Watching YouTube in Saudi Arabia
Tabatha Leggett
When Abdullah Mando flew to Montreal in 2004, he promised himself he would one day return to Jeddah. No one believed him: he was on his way to Concordia University to study film production, and going back to Saudi Arabia, where there aren’t any cinemas, seemed absurd. He grew up watching bootleg copies of Western movies, but ‘American films didn’t speak to me,’ he says. ‘They didn’t ask questions young Saudi people were asking.’ And so, along with Anmar Fatheldeen and Omar Murad, Mando set up UTURN Entertainment, an online television network.
Mando, Fatheldeen and Murad commissioned five shows, funding a three-episode pilot for each. Three were axed and two took off. A month later, UTURN’s videos had been viewed 200,000 times. Nine years on, its YouTube channel has more than 170,000 subscribers, it employs 45 full-time and 100 part-time staff, and with product placement from brands such as Lipton, Vaseline, Toyota and The Body Shop, it’s starting to earn big money.
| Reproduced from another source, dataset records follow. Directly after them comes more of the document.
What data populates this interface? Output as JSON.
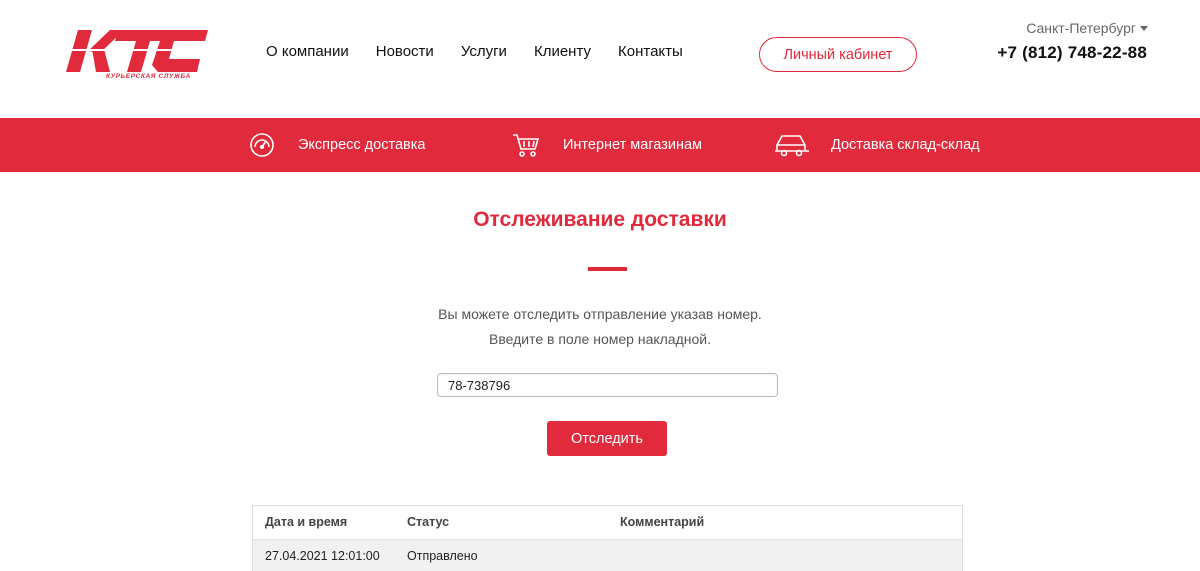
{
  "header": {
    "logo_sub": "КУРЬЕРСКАЯ СЛУЖБА",
    "nav": [
      "О компании",
      "Новости",
      "Услуги",
      "Клиенту",
      "Контакты"
    ],
    "cabinet_label": "Личный кабинет",
    "city": "Санкт-Петербург",
    "phone": "+7 (812) 748-22-88"
  },
  "band": {
    "items": [
      {
        "label": "Экспресс доставка",
        "icon": "speedometer-icon"
      },
      {
        "label": "Интернет магазинам",
        "icon": "shopping-cart-icon"
      },
      {
        "label": "Доставка склад-склад",
        "icon": "truck-icon"
      }
    ]
  },
  "main": {
    "title": "Отслеживание доставки",
    "desc_line1": "Вы можете отследить отправление указав номер.",
    "desc_line2": "Введите в поле номер накладной.",
    "input_value": "78-738796",
    "track_label": "Отследить"
  },
  "table": {
    "headers": [
      "Дата и время",
      "Статус",
      "Комментарий"
    ],
    "rows": [
      [
        "27.04.2021 12:01:00",
        "Отправлено",
        ""
      ]
    ]
  },
  "colors": {
    "brand_red": "#e22a3d"
  }
}
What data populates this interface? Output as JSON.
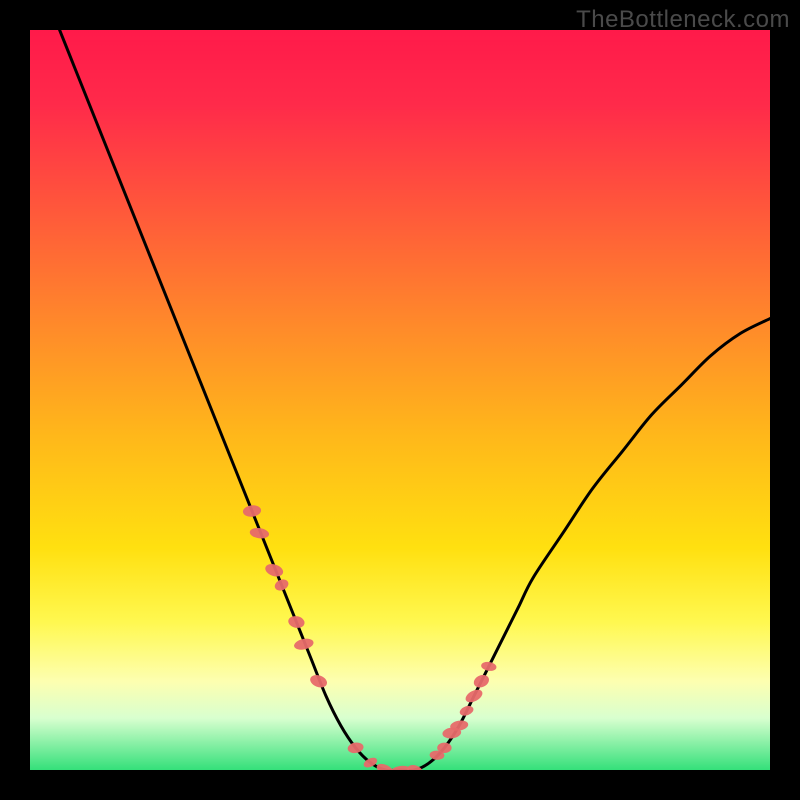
{
  "watermark": "TheBottleneck.com",
  "colors": {
    "background": "#000000",
    "curve": "#000000",
    "marker": "#e76a6a",
    "gradient_stops": [
      "#ff1a4a",
      "#ff2a4a",
      "#ff5a3a",
      "#ff8a2a",
      "#ffb81a",
      "#ffe010",
      "#fff850",
      "#fdffb0",
      "#d8ffcf",
      "#34e07a"
    ]
  },
  "chart_data": {
    "type": "line",
    "title": "",
    "xlabel": "",
    "ylabel": "",
    "xlim": [
      0,
      100
    ],
    "ylim": [
      0,
      100
    ],
    "series": [
      {
        "name": "bottleneck-curve",
        "x": [
          4,
          6,
          8,
          10,
          12,
          14,
          16,
          18,
          20,
          22,
          24,
          26,
          28,
          30,
          32,
          34,
          36,
          38,
          40,
          42,
          44,
          46,
          48,
          50,
          52,
          54,
          56,
          58,
          60,
          62,
          64,
          66,
          68,
          72,
          76,
          80,
          84,
          88,
          92,
          96,
          100
        ],
        "y": [
          100,
          95,
          90,
          85,
          80,
          75,
          70,
          65,
          60,
          55,
          50,
          45,
          40,
          35,
          30,
          25,
          20,
          15,
          10,
          6,
          3,
          1,
          0,
          0,
          0,
          1,
          3,
          6,
          10,
          14,
          18,
          22,
          26,
          32,
          38,
          43,
          48,
          52,
          56,
          59,
          61
        ]
      }
    ],
    "markers": {
      "name": "highlighted-points",
      "x": [
        30,
        31,
        33,
        34,
        36,
        37,
        39,
        44,
        46,
        48,
        50,
        52,
        55,
        56,
        57,
        58,
        59,
        60,
        61,
        62
      ],
      "y": [
        35,
        32,
        27,
        25,
        20,
        17,
        12,
        3,
        1,
        0,
        0,
        0,
        2,
        3,
        5,
        6,
        8,
        10,
        12,
        14
      ]
    }
  }
}
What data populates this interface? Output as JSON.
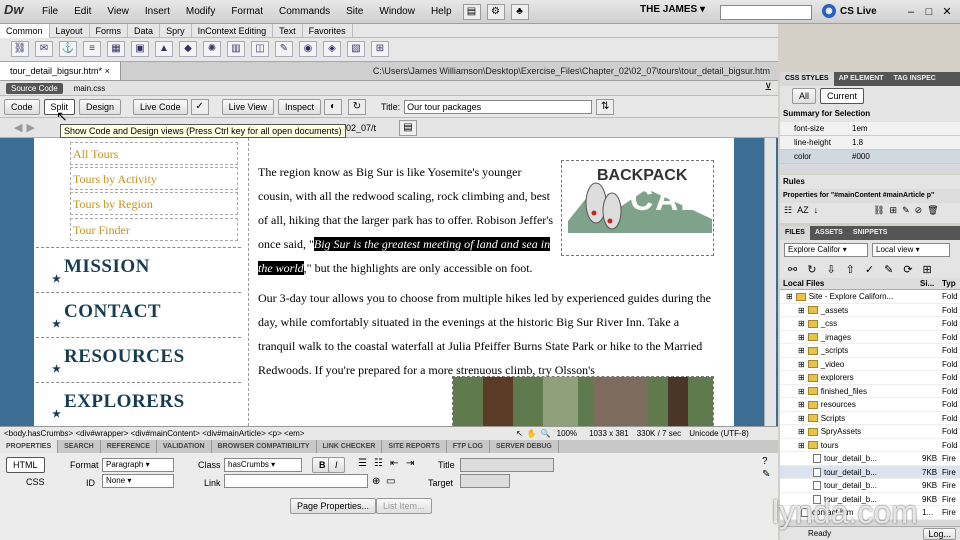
{
  "menubar": {
    "logo": "Dw",
    "items": [
      "File",
      "Edit",
      "View",
      "Insert",
      "Modify",
      "Format",
      "Commands",
      "Site",
      "Window",
      "Help"
    ],
    "workspace": "THE JAMES",
    "search_placeholder": "",
    "cslive": "CS Live"
  },
  "insert": {
    "tabs": [
      "Common",
      "Layout",
      "Forms",
      "Data",
      "Spry",
      "InContext Editing",
      "Text",
      "Favorites"
    ]
  },
  "doc": {
    "tab": "tour_detail_bigsur.htm*",
    "tab_close": "×",
    "css_tab": "main.css",
    "path": "C:\\Users\\James Williamson\\Desktop\\Exercise_Files\\Chapter_02\\02_07\\tours\\tour_detail_bigsur.htm",
    "related": [
      "Source Code",
      "main.css"
    ]
  },
  "doctools": {
    "code": "Code",
    "split": "Split",
    "design": "Design",
    "live_code": "Live Code",
    "live_view": "Live View",
    "inspect": "Inspect",
    "title_label": "Title:",
    "title_value": "Our tour packages"
  },
  "tooltip": "Show Code and Design views (Press Ctrl key for all open documents)",
  "address_partial": "pter_02/02_07/t",
  "page": {
    "nav": [
      "All Tours",
      "Tours by Activity",
      "Tours by Region",
      "Tour Finder"
    ],
    "sections": [
      "MISSION",
      "CONTACT",
      "RESOURCES",
      "EXPLORERS"
    ],
    "p1_a": "The region know as Big Sur is like Yosemite's younger cousin, with all the redwood scaling, rock climbing and, best of all, hiking that the larger park has to offer. Robison Jeffer's once said, \"",
    "p1_quote": "Big Sur is the greatest meeting of land and sea in the world",
    "p1_b": ",\" but the highlights are only accessible on foot.",
    "p2": "Our 3-day tour allows you to choose from multiple hikes led by experienced guides during the day, while comfortably situated in the evenings at the historic Big Sur River Inn. Take a tranquil walk to the coastal waterfall at Julia Pfeiffer Burns State Park or hike to the Married Redwoods. If you're prepared for a more strenuous climb, try Olsson's",
    "logo_top": "BACKPACK",
    "logo_bottom": "CAL"
  },
  "status": {
    "tags": "<body.hasCrumbs> <div#wrapper> <div#mainContent> <div#mainArticle> <p> <em>",
    "zoom": "100%",
    "dims": "1033 x 381",
    "size": "330K / 7 sec",
    "encoding": "Unicode (UTF-8)"
  },
  "panels": {
    "tabs": [
      "PROPERTIES",
      "SEARCH",
      "REFERENCE",
      "VALIDATION",
      "BROWSER COMPATIBILITY",
      "LINK CHECKER",
      "SITE REPORTS",
      "FTP LOG",
      "SERVER DEBUG"
    ]
  },
  "props": {
    "html": "HTML",
    "css": "CSS",
    "format_label": "Format",
    "format_value": "Paragraph",
    "class_label": "Class",
    "class_value": "hasCrumbs",
    "id_label": "ID",
    "id_value": "None",
    "link_label": "Link",
    "title_label": "Title",
    "target_label": "Target",
    "bold": "B",
    "italic": "I",
    "page_props": "Page Properties...",
    "list_item": "List Item..."
  },
  "css_panel": {
    "tabs": [
      "CSS STYLES",
      "AP ELEMENT",
      "TAG INSPEC"
    ],
    "all": "All",
    "current": "Current",
    "summary": "Summary for Selection",
    "rows": [
      {
        "k": "font-size",
        "v": "1em"
      },
      {
        "k": "line-height",
        "v": "1.8"
      },
      {
        "k": "color",
        "v": "#000"
      }
    ],
    "rules": "Rules",
    "properties": "Properties for \"#mainContent #mainArticle p\""
  },
  "files_panel": {
    "tabs": [
      "FILES",
      "ASSETS",
      "SNIPPETS"
    ],
    "site": "Explore Califor",
    "view": "Local view",
    "col_name": "Local Files",
    "col_size": "Si...",
    "col_type": "Typ",
    "rows": [
      {
        "name": "Site - Explore Californ...",
        "size": "",
        "type": "Fold",
        "depth": 0,
        "kind": "folder"
      },
      {
        "name": "_assets",
        "size": "",
        "type": "Fold",
        "depth": 1,
        "kind": "folder"
      },
      {
        "name": "_css",
        "size": "",
        "type": "Fold",
        "depth": 1,
        "kind": "folder"
      },
      {
        "name": "_images",
        "size": "",
        "type": "Fold",
        "depth": 1,
        "kind": "folder"
      },
      {
        "name": "_scripts",
        "size": "",
        "type": "Fold",
        "depth": 1,
        "kind": "folder"
      },
      {
        "name": "_video",
        "size": "",
        "type": "Fold",
        "depth": 1,
        "kind": "folder"
      },
      {
        "name": "explorers",
        "size": "",
        "type": "Fold",
        "depth": 1,
        "kind": "folder"
      },
      {
        "name": "finished_files",
        "size": "",
        "type": "Fold",
        "depth": 1,
        "kind": "folder"
      },
      {
        "name": "resources",
        "size": "",
        "type": "Fold",
        "depth": 1,
        "kind": "folder"
      },
      {
        "name": "Scripts",
        "size": "",
        "type": "Fold",
        "depth": 1,
        "kind": "folder"
      },
      {
        "name": "SpryAssets",
        "size": "",
        "type": "Fold",
        "depth": 1,
        "kind": "folder"
      },
      {
        "name": "tours",
        "size": "",
        "type": "Fold",
        "depth": 1,
        "kind": "folder"
      },
      {
        "name": "tour_detail_b...",
        "size": "9KB",
        "type": "Fire",
        "depth": 2,
        "kind": "file"
      },
      {
        "name": "tour_detail_b...",
        "size": "7KB",
        "type": "Fire",
        "depth": 2,
        "kind": "file"
      },
      {
        "name": "tour_detail_b...",
        "size": "9KB",
        "type": "Fire",
        "depth": 2,
        "kind": "file"
      },
      {
        "name": "tour_detail_b...",
        "size": "9KB",
        "type": "Fire",
        "depth": 2,
        "kind": "file"
      },
      {
        "name": "contact.htm",
        "size": "1...",
        "type": "Fire",
        "depth": 1,
        "kind": "file"
      }
    ],
    "status": "Ready",
    "log": "Log..."
  },
  "watermark": "lynda.com"
}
Per capita, Saudi Arabia has the highest YouTube use in the world: 28 million people watch 90 million videos a day. ‘When I was in high school, this is what I was looking for,’ Mando says. ‘Films about people like me. Today, kids can find them on YouTube. That’s huge.’ UTURN is showing its videos with Edge of Arabia as part of RHIZOMA (Generation in Waiting) at the Venice Biennale.
UTURN’s most popular drama is Takki, made by Mohammad Makki: the first episode has been viewed more than two million times. ‘It’s about a boy who wants to be a filmmaker in Saudi Arabia, the country with no cinema,’ Makki says. He grew up in Jeddah, but his family originates from Indonesia, and he spent many summers in Jakarta with his uncle: ‘He knows that there is no art scene in Saudi so he spent as much time as he could taking me to different art places.’
Takki isn’t political, but it doesn’t shy away from controversy and the authorities removed one of its episodes from YouTube for two weeks. ‘In that episode, we show a boy selling alcohol and reference hay’ah, the religious police,’ Makki says. ‘We just showed them asking the main character, who was selling alcohol, to go with them to the police station. That’s where the episode ends. Everyone thought we’d show them in a bad way in the next episode. That’s why it got blocked.’
Makki says that UTURN reassured the government they had no intention of showing the religious police in a negative light, and the episode was unblocked. Its hits immediately shot up by 70 per cent.
‘Everyone knows that there are lines you should not cross,’ Makki says. ‘You can’t show anything sexual or anything with a heavy political message.’ But he got away with filming a scene with an unmarried Saudi couple in a car together, and he uses music in every episode: ‘About half of our YouTube viewers think it’s bad. The other half is cool with it. The government doesn’t seem to mind.’
Why, when it restricts freedom of expression in almost every other medium, is the Saudi government relatively lenient towards YouTube? Makki thinks it’s part of an effort to connect with young people. ‘Shows on UTURN give them constructive criticism,’ he says. ‘They show what young people think need to be fixed. We’ve had government officials messaging us saying: “I support your show. I like what you guys are doing.” They’re supporting this creative movement.’
Mando is more realistic. First, he points out that although UTURN’s shows are breaking new ground, the views they put forward are held by the majority. ‘As soon as you start having an opinion, it becomes tricky,’ he explains. ‘If your agenda goes against mainstream opinion, that’s bad.’
Second, ‘parts of the Saudi government, particularly the executive branches and the ministries, don’t know how to deal with what’s happening with new media. The Ministry of Information doesn’t have commercial laws for new media companies. They’re still trying to understand it.’